Sur sa moto, il roulait à la sortie du Parc de Saint-Cloud. Un Poids lourd risqua de l’envoyer dans le décor. Agacé, il accéléra et fit gronder son engin. Il s’engagea dans le tunnel où, devant lui, un vacancier avait chargé sa voiture comme s’il partait au bled. Guigui avançait sagement derrière le véhicule quand une valise s’échappa du toit. Le projectile ne laissa pas le temps au pilote de réagir et percuta la fourche du deux-roues. Son conducteur s’éjecta sur le bas-côté, où les roues des camions passèrent à dix centimètres de son visage.

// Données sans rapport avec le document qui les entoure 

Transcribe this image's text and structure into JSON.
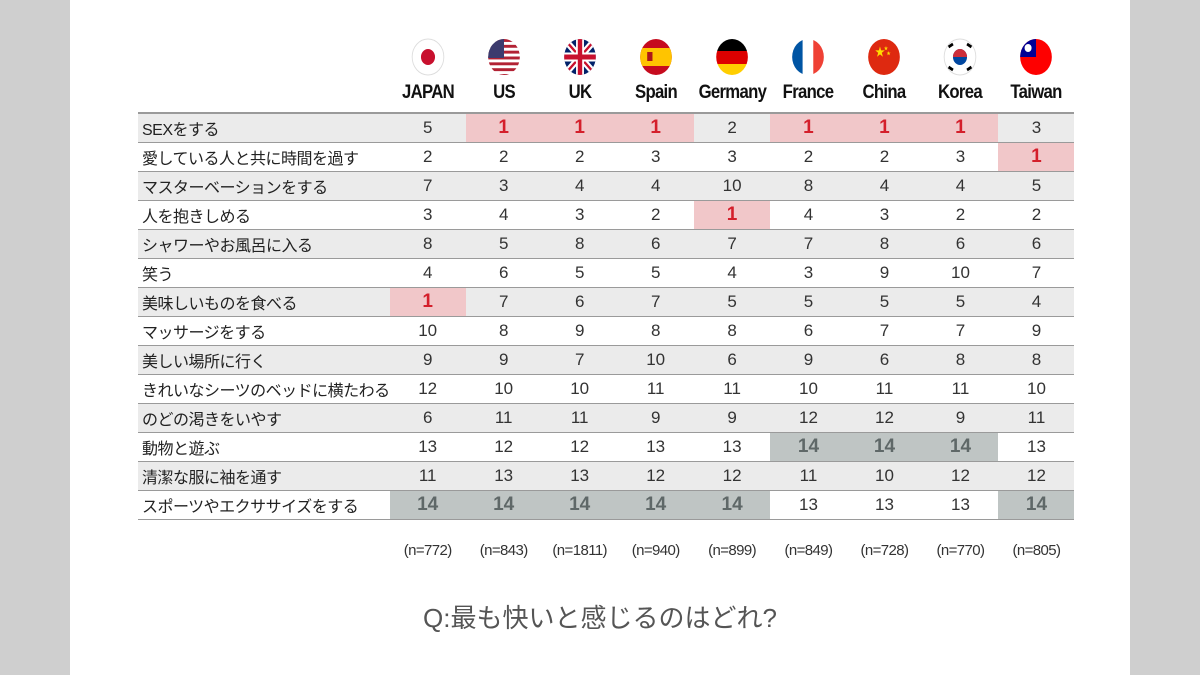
{
  "chart_data": {
    "type": "table",
    "title": "Q:最も快いと感じるのはどれ?",
    "columns": [
      "JAPAN",
      "US",
      "UK",
      "Spain",
      "Germany",
      "France",
      "China",
      "Korea",
      "Taiwan"
    ],
    "sample_sizes": [
      "(n=772)",
      "(n=843)",
      "(n=1811)",
      "(n=940)",
      "(n=899)",
      "(n=849)",
      "(n=728)",
      "(n=770)",
      "(n=805)"
    ],
    "rows": [
      {
        "label": "SEXをする",
        "values": [
          5,
          1,
          1,
          1,
          2,
          1,
          1,
          1,
          3
        ]
      },
      {
        "label": "愛している人と共に時間を過す",
        "values": [
          2,
          2,
          2,
          3,
          3,
          2,
          2,
          3,
          1
        ]
      },
      {
        "label": "マスターベーションをする",
        "values": [
          7,
          3,
          4,
          4,
          10,
          8,
          4,
          4,
          5
        ]
      },
      {
        "label": "人を抱きしめる",
        "values": [
          3,
          4,
          3,
          2,
          1,
          4,
          3,
          2,
          2
        ]
      },
      {
        "label": "シャワーやお風呂に入る",
        "values": [
          8,
          5,
          8,
          6,
          7,
          7,
          8,
          6,
          6
        ]
      },
      {
        "label": "笑う",
        "values": [
          4,
          6,
          5,
          5,
          4,
          3,
          9,
          10,
          7
        ]
      },
      {
        "label": "美味しいものを食べる",
        "values": [
          1,
          7,
          6,
          7,
          5,
          5,
          5,
          5,
          4
        ]
      },
      {
        "label": "マッサージをする",
        "values": [
          10,
          8,
          9,
          8,
          8,
          6,
          7,
          7,
          9
        ]
      },
      {
        "label": "美しい場所に行く",
        "values": [
          9,
          9,
          7,
          10,
          6,
          9,
          6,
          8,
          8
        ]
      },
      {
        "label": "きれいなシーツのベッドに横たわる",
        "values": [
          12,
          10,
          10,
          11,
          11,
          10,
          11,
          11,
          10
        ]
      },
      {
        "label": "のどの渇きをいやす",
        "values": [
          6,
          11,
          11,
          9,
          9,
          12,
          12,
          9,
          11
        ]
      },
      {
        "label": "動物と遊ぶ",
        "values": [
          13,
          12,
          12,
          13,
          13,
          14,
          14,
          14,
          13
        ]
      },
      {
        "label": "清潔な服に袖を通す",
        "values": [
          11,
          13,
          13,
          12,
          12,
          11,
          10,
          12,
          12
        ]
      },
      {
        "label": "スポーツやエクササイズをする",
        "values": [
          14,
          14,
          14,
          14,
          14,
          13,
          13,
          13,
          14
        ]
      }
    ],
    "highlight_colors": {
      "rank_1": "#d41f2b",
      "rank_1_bg": "#f1c7c9",
      "rank_14": "#5f6868",
      "rank_14_bg": "#bfc5c4"
    }
  }
}
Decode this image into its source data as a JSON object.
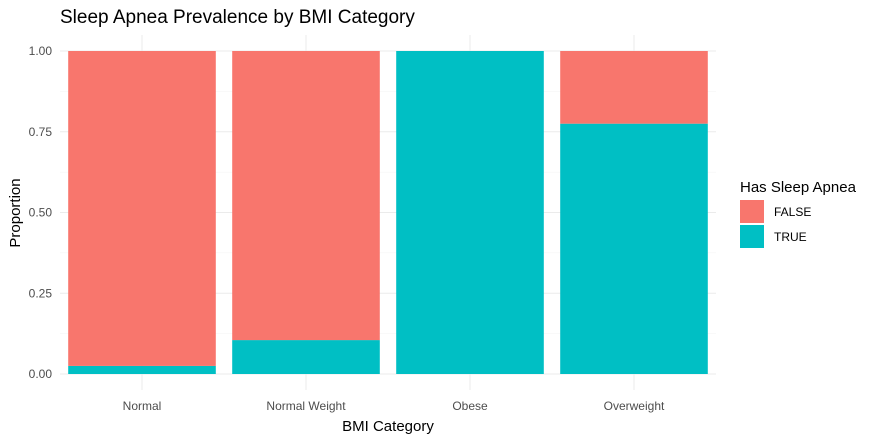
{
  "chart_data": {
    "type": "bar",
    "stacked": true,
    "title": "Sleep Apnea Prevalence by BMI Category",
    "xlabel": "BMI Category",
    "ylabel": "Proportion",
    "categories": [
      "Normal",
      "Normal Weight",
      "Obese",
      "Overweight"
    ],
    "series": [
      {
        "name": "FALSE",
        "color": "#F8766D",
        "values": [
          0.975,
          0.895,
          0.0,
          0.225
        ]
      },
      {
        "name": "TRUE",
        "color": "#00BFC4",
        "values": [
          0.025,
          0.105,
          1.0,
          0.775
        ]
      }
    ],
    "ylim": [
      0,
      1
    ],
    "yticks": [
      "0.00",
      "0.25",
      "0.50",
      "0.75",
      "1.00"
    ],
    "grid": true,
    "legend": {
      "title": "Has Sleep Apnea",
      "position": "right"
    }
  }
}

Après huit années, dix-sept opérations, un staphylocoque doré contracté au cours d’une de celles-ci, le patient se réveillait difficilement, allongé sur son lit d’hôpital. Des oiseaux gazouillaient et le soleil réchauffait les murs blancs de sa chambre. Guillaume recouvrait ses esprits après l’anesthésie générale qu’il avait subie. Il sentit sa cuisse le gratter et porta son attention à sa jambe. Il prit conscience que la démangeaison était imaginaire, maintenant qu’il se voyait amputé d’un membre.
Douze printemps s’étaient écoulés depuis son sacre du « meilleur espoir masculin » à la cérémonie des César. À trente-sept, il tournait un film en Roumanie quand une pneumonie foudroyante l’attaqua. On le rapatria en urgence dans l’hôpital qui lui avait posé la prothèse qu’il cachait sous son survêtement.
Quatre jours plus tard, son illustre père, légende du cinéma, enterrait son garçon au passé douloureux et à l’âme sensible.